GENEVA: The standoff between Iran and the United States is a “clash of wills,” a senior commander of Iran’s powerful Revolutionary Guards said on Thursday, suggesting any enemy “adventurism” would meet a crushing response, Fars news agency reported.
Tensions have spiked between the two countries after Washington sent more military forces to the Middle East in a show of force against what US officials say are Iranian threats to its troops and interests in the region.
“The confrontation and face-off of the Islamic Republic of Iran and the malicious government of America is the arena for a clash of wills,” Iran’s armed forces chief of staff Major General Mohammad Baqeri said.
He pointed to a battle during the 1980-88 Iran-Iraq war where Iran was victorious and said the outcome could be a message that Iran will have a “hard, crushing and obliterating response” for any enemy “adventurism.”
On Sunday, US President Donald Trump tweeted: “If Iran wants to fight, that will be the official end of Iran. Never threaten the United States again!“
Trump restored US sanctions on Iran last year and tightened them this month, ordering all countries to halt imports of Iranian oil or face sanctions of their own.

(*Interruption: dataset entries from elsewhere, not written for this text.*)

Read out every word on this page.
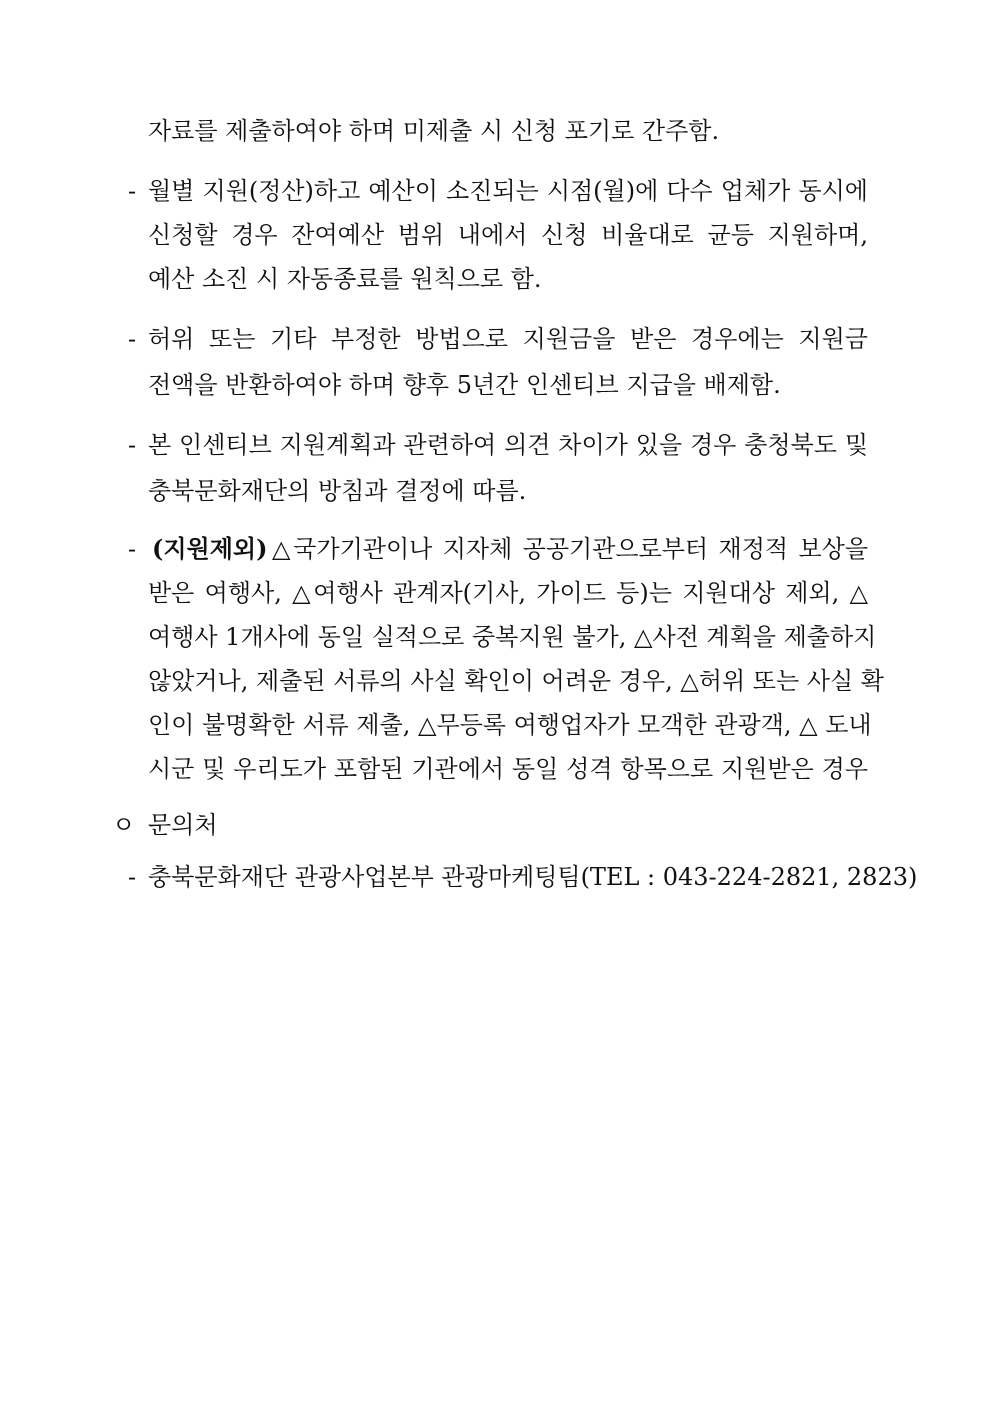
자료를 제출하여야 하며 미제출 시 신청 포기로 간주함.
- 월별 지원(정산)하고 예산이 소진되는 시점(월)에 다수 업체가 동시에
신청할 경우 잔여예산 범위 내에서 신청 비율대로 균등 지원하며,
예산 소진 시 자동종료를 원칙으로 함.
- 허위 또는 기타 부정한 방법으로 지원금을 받은 경우에는 지원금
전액을 반환하여야 하며 향후 5년간 인센티브 지급을 배제함.
- 본 인센티브 지원계획과 관련하여 의견 차이가 있을 경우 충청북도 및
충북문화재단의 방침과 결정에 따름.
- (지원제외) △국가기관이나 지자체 공공기관으로부터 재정적 보상을
받은 여행사, △여행사 관계자(기사, 가이드 등)는 지원대상 제외, △
여행사 1개사에 동일 실적으로 중복지원 불가, △사전 계획을 제출하지
않았거나, 제출된 서류의 사실 확인이 어려운 경우, △허위 또는 사실 확
인이 불명확한 서류 제출, △무등록 여행업자가 모객한 관광객, △ 도내
시군 및 우리도가 포함된 기관에서 동일 성격 항목으로 지원받은 경우
ㅇ 문의처
- 충북문화재단 관광사업본부 관광마케팅팀(TEL : 043-224-2821, 2823)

Trump wants Iran to come to the negotiating table to reach a new deal with more curbs on its nuclear and missile programs.
Reiterating Iran’s stance, the spokesman for its Supreme National Security Council said on Thursday that “There will not be any negotiations between Iran and America.”
Keyvan Khosravi was also quoted as saying by the state broadcaster that some officials from several countries have visited Iran recently, “mostly representing the United States.”
He did not elaborate, but the foreign minister of Oman, which in the past helped pave the way for negotiations between Iran and the United States, visited Tehran on Monday.
“Without exception, the message of the power and resistance of the Iranian nation was conveyed to them,” he said.
In Berlin, a German diplomatic source told Reuters that Jens Ploetner, a political director in Germany’s Foreign Ministry, was in Tehran on Thursday for meetings with Iranian officials to try to preserve the 2015 Iran nuclear deal and cool tensions in the region.